The one who seems to benefit the most from this collective optimism and excitement is RJD2. Ever since his excellent 2002 Def Jux debut Deadringer, he’s been going off the boil, concerning himself with shaky excursions into singer songwriter territory and increasingly rock-flecked productions, (the actually-pretty-good, slightly more traditionalist The Colossus notwithstanding), but here he seems to be liberated by his position as simply the beat maker, with no need to be bothered with any more high-minded concerns than crafting beats that knock. And knock they do, proving to be the album’s backbone and main strength.
He might only have actually produced six tracks on the record, but all of them are prime examples of what he used to do best, and they set the general tone of the whole effort. The shuffling brass-heavy boom-bap of “Hindsight (1998)”, the wobbly percolating bass of “Four Player Mode”, the jazzy retro-rap on the Slug-assisted “Satisfied”; they are the sound of a hip-hop head cutting loose and relaxing, as a result regaining some focus and tapping into the same easy-going spirit that marked his work as great in the first place.

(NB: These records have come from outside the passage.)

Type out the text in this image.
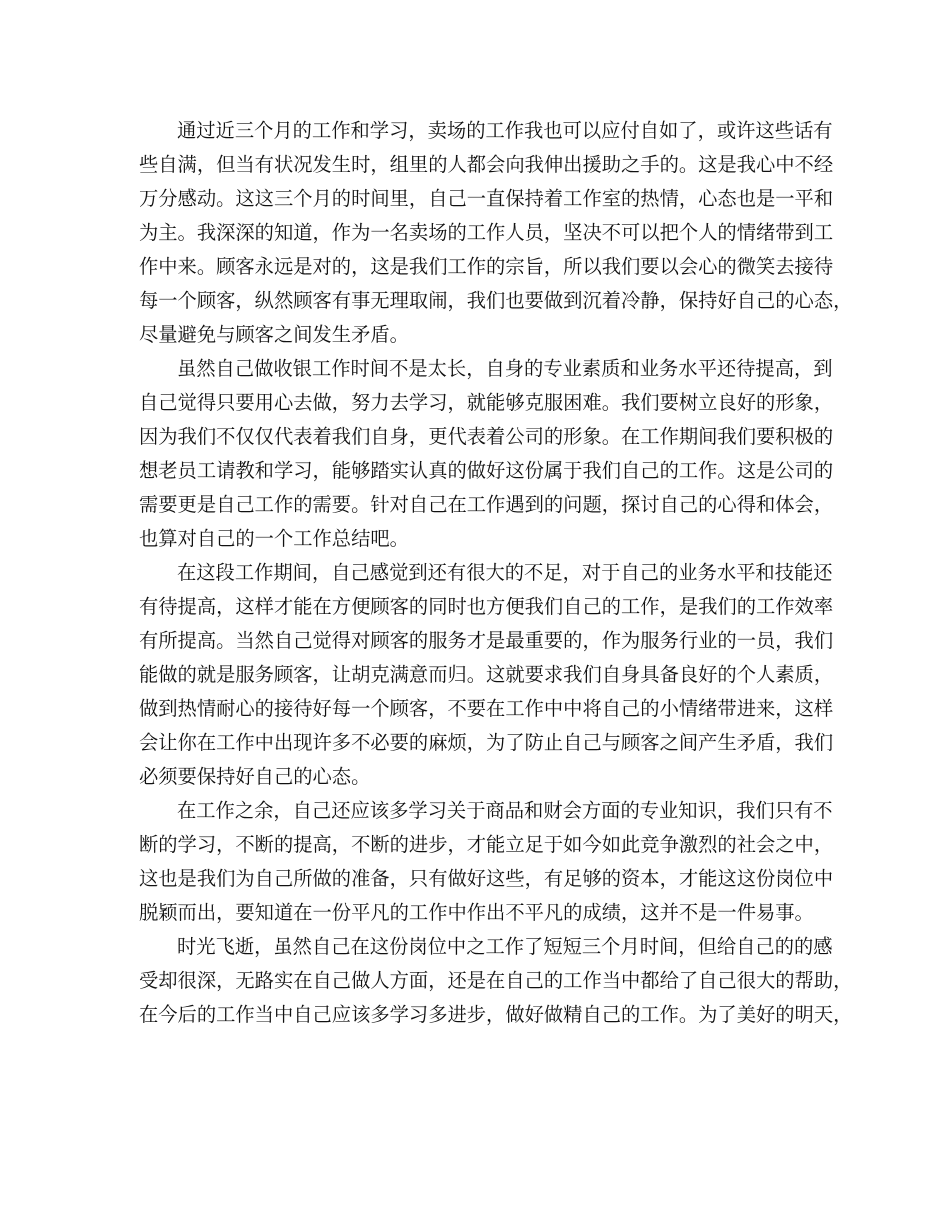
通过近三个月的工作和学习，卖场的工作我也可以应付自如了，或许这些话有
些自满，但当有状况发生时，组里的人都会向我伸出援助之手的。这是我心中不经
万分感动。这这三个月的时间里，自己一直保持着工作室的热情，心态也是一平和
为主。我深深的知道，作为一名卖场的工作人员，坚决不可以把个人的情绪带到工
作中来。顾客永远是对的，这是我们工作的宗旨，所以我们要以会心的微笑去接待
每一个顾客，纵然顾客有事无理取闹，我们也要做到沉着冷静，保持好自己的心态，
尽量避免与顾客之间发生矛盾。
虽然自己做收银工作时间不是太长，自身的专业素质和业务水平还待提高，到
自己觉得只要用心去做，努力去学习，就能够克服困难。我们要树立良好的形象，
因为我们不仅仅代表着我们自身，更代表着公司的形象。在工作期间我们要积极的
想老员工请教和学习，能够踏实认真的做好这份属于我们自己的工作。这是公司的
需要更是自己工作的需要。针对自己在工作遇到的问题，探讨自己的心得和体会，
也算对自己的一个工作总结吧。
在这段工作期间，自己感觉到还有很大的不足，对于自己的业务水平和技能还
有待提高，这样才能在方便顾客的同时也方便我们自己的工作，是我们的工作效率
有所提高。当然自己觉得对顾客的服务才是最重要的，作为服务行业的一员，我们
能做的就是服务顾客，让胡克满意而归。这就要求我们自身具备良好的个人素质，
做到热情耐心的接待好每一个顾客，不要在工作中中将自己的小情绪带进来，这样
会让你在工作中出现许多不必要的麻烦，为了防止自己与顾客之间产生矛盾，我们
必须要保持好自己的心态。
在工作之余，自己还应该多学习关于商品和财会方面的专业知识，我们只有不
断的学习，不断的提高，不断的进步，才能立足于如今如此竞争激烈的社会之中，
这也是我们为自己所做的准备，只有做好这些，有足够的资本，才能这这份岗位中
脱颖而出，要知道在一份平凡的工作中作出不平凡的成绩，这并不是一件易事。
时光飞逝，虽然自己在这份岗位中之工作了短短三个月时间，但给自己的的感
受却很深，无路实在自己做人方面，还是在自己的工作当中都给了自己很大的帮助，
在今后的工作当中自己应该多学习多进步，做好做精自己的工作。为了美好的明天，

The other producers that contribute generally either work in the same kind of zone as RJD2 or bend a little to the will of the record: Marco Polo brings a slice of his reliable NY-styled hardcore, Surock presents a couple of mellower, haltingly melodic jams, (notably the excellent Blu-featuring “Yellow and Blue”), and !llmind channels the record’s musical architect on the moody “Soul Train (Of Thought)”. The main production that really sticks out is the appropriately sci-fi menace of “Spaceship”, laced by Harry Fraud and a heavy feature from Danny Brown (predictably given the insane hot-streak the man is on right now).
Of course, most members of this crew are rappers, and it is them that share the load of carrying the record beyond the generally great beats. They do an able job, all of them sounding energised and genuinely excited to be rapping on the album that’s taken them so long to pull together. They spread themselves all over whatever beat that they inhabit, all of them utilising energetic and nimble flows, rarely changing or letting it up, which actually suits the generally classicist character of the music pretty well. The one area where the album sags is lyrically. The rappers might bring a lot of energy to the table, but they don’t really flex too much lyrical muscle.
Generally the fare is just general battle rap braggadocio with occasional forays into more serious topics like the death of the group’s fifth member Camu and past issues with drug abuse. This is fine, obviously, but they are let down by some downright corny lines; when Danny Brown stops by on the aforementioned “Spaceship” to drop a typically well-crafted verse packed with out-there witticisms, it kind of shows what you might be missing out on. Still, Tage, Jakki and Copywrite do just what’s needed, plus these guys have enough game-time under their belts that you know you’re in more than capable hands. Especially when they’re hands gloved in beats as good as this.